Como funciona o processo de fusão nuclear (Foto: Design e ilustração: Mayra Martins)


Mais de 99% do Universo, como as estrelas e a matéria interestelar, é feito de plasma. Para contê-lo no dispositivo continuamente aquecido sem danificar as paredes de um reator, os cientistas usam grandes ímãs para criar uma “prisão” magnética. Encontrar o material ideal para a parede do equipamento, desenvolver a tecnologia para cultivar o trítio e projetar o mecanismo que produzirá vapor para transformar a energia gerada em eletricidade e colocá-la na rede elétrica são outros desafios. Há décadas, físicos tentam montar esse quebra-cabeça.

O passado
Na década de 1920, o astrofísico Arthur Eddington sugeriu que as estrelas fundiam hidrogênio em hélio. Físicos nucleares refinaram o conceito, demonstrado pela primeira vez em 1934 por Ernest Rutherford. Às vésperas da Segunda Guerra as bases teóricas já estavam bem definidas, e em 1946 o primeiro “reator de fusão” foi patenteado no Reino Unido. Mas a pesquisa só começou mesmo nos anos 50, graças a uma pegadinha.
Em 1951, o presidente argentino Juan Perón anunciou que seu país havia dominado a fusão termonuclear controlada. Foi um frenesi. Era difícil acreditar que a Argentina, país sem tradição científica, pudesse ter desbancado potências como os EUA e a União Soviética. Nossa vizinha atraiu bons cientistas vindos da Alemanha nazista, um deles especialista em fusão: Ronald Richter, que persuadiu Perón a investir milhões de pesos em um projeto secreto.

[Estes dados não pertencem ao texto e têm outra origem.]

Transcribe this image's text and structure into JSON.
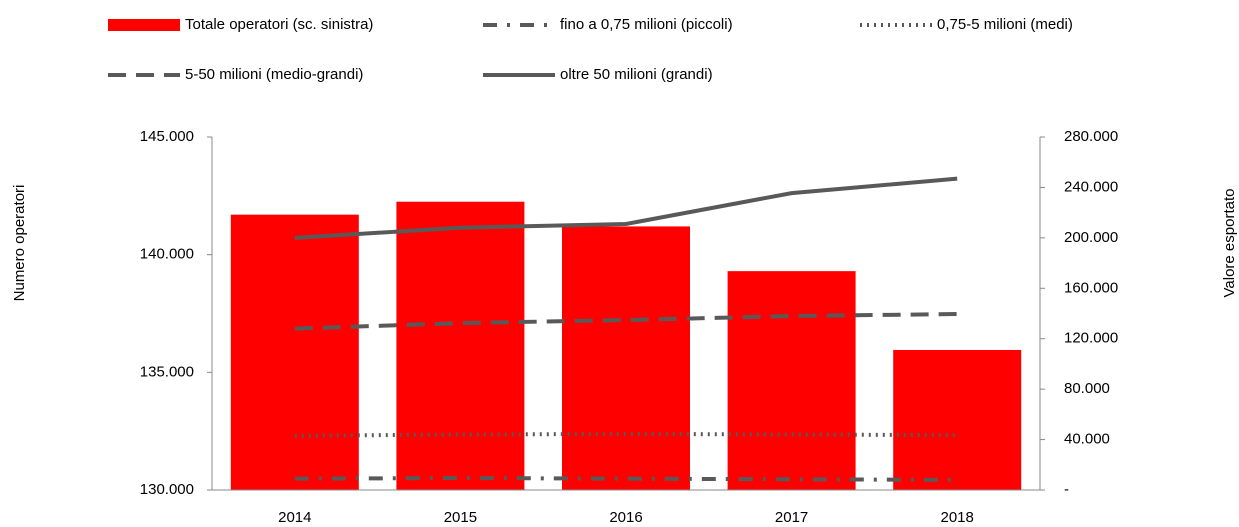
{
  "chart_data": {
    "type": "bar_line",
    "categories": [
      "2014",
      "2015",
      "2016",
      "2017",
      "2018"
    ],
    "ylabel": "Numero operatori",
    "y2label": "Valore esportato",
    "ylim": [
      130000,
      145000
    ],
    "yticks": [
      {
        "value": 130000,
        "label": "130.000"
      },
      {
        "value": 135000,
        "label": "135.000"
      },
      {
        "value": 140000,
        "label": "140.000"
      },
      {
        "value": 145000,
        "label": "145.000"
      }
    ],
    "y2lim": [
      0,
      280000
    ],
    "y2ticks": [
      {
        "value": 0,
        "label": "-"
      },
      {
        "value": 40000,
        "label": "40.000"
      },
      {
        "value": 80000,
        "label": "80.000"
      },
      {
        "value": 120000,
        "label": "120.000"
      },
      {
        "value": 160000,
        "label": "160.000"
      },
      {
        "value": 200000,
        "label": "200.000"
      },
      {
        "value": 240000,
        "label": "240.000"
      },
      {
        "value": 280000,
        "label": "280.000"
      }
    ],
    "legend": "top",
    "series": [
      {
        "name": "Totale operatori (sc. sinistra)",
        "type": "bar",
        "color": "#ff0000",
        "values": [
          141700,
          142250,
          141200,
          139300,
          135950
        ]
      },
      {
        "name": "fino a 0,75 milioni (piccoli)",
        "type": "line",
        "style": "dashdot",
        "axis": "y2",
        "color": "#595959",
        "values": [
          9000,
          9500,
          9000,
          8500,
          8000
        ]
      },
      {
        "name": "0,75-5 milioni (medi)",
        "type": "line",
        "style": "dotted",
        "axis": "y2",
        "color": "#595959",
        "values": [
          43000,
          44000,
          44500,
          44000,
          43500
        ]
      },
      {
        "name": "5-50 milioni (medio-grandi)",
        "type": "line",
        "style": "dashed",
        "axis": "y2",
        "color": "#595959",
        "values": [
          128000,
          132400,
          134800,
          138000,
          139600
        ]
      },
      {
        "name": "oltre 50 milioni (grandi)",
        "type": "line",
        "style": "solid",
        "axis": "y2",
        "color": "#595959",
        "values": [
          200000,
          208000,
          211000,
          235500,
          247000
        ]
      }
    ]
  }
}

O laboratório foi erguido na ilha Huemul, aos pés dos Andes. Richter alegou ter gerado energia com a fusão, mas os resultados estavam errados. Ele foi preso por ter feito Perón passar vergonha. Antes disso, a notícia do triunfo da Argentina inquietou Lyman Spitzer, astrofísico que estava ajudando na construção da temida bomba de hidrogênio.
Spitzer recebeu um telefonema do pai contando o caso argentino e, nos dias seguintes, enquanto esquiava, pensou muito na questão. Apresentou um projeto para construir uma “garrafa magnética” onde o fogo do Sol pudesse ser reproduzido.
Surgia o stellarator: primeiro reator de fusão experimental. Além de EUA e URSS, Reino Unido, França e Japão investiam em fusão. “Eram pesquisas sigilosas, todos sabiam que os outros faziam, mas ninguém comunicava resultados, pois se pensava que seria fácil atingir a fusão nuclear”, explica o engenheiro e físico de plasmas Ricardo Galvão, diretor do Instituto Nacional de Pesquisas Espaciais (Inpe) e grande referência brasileira em fusão.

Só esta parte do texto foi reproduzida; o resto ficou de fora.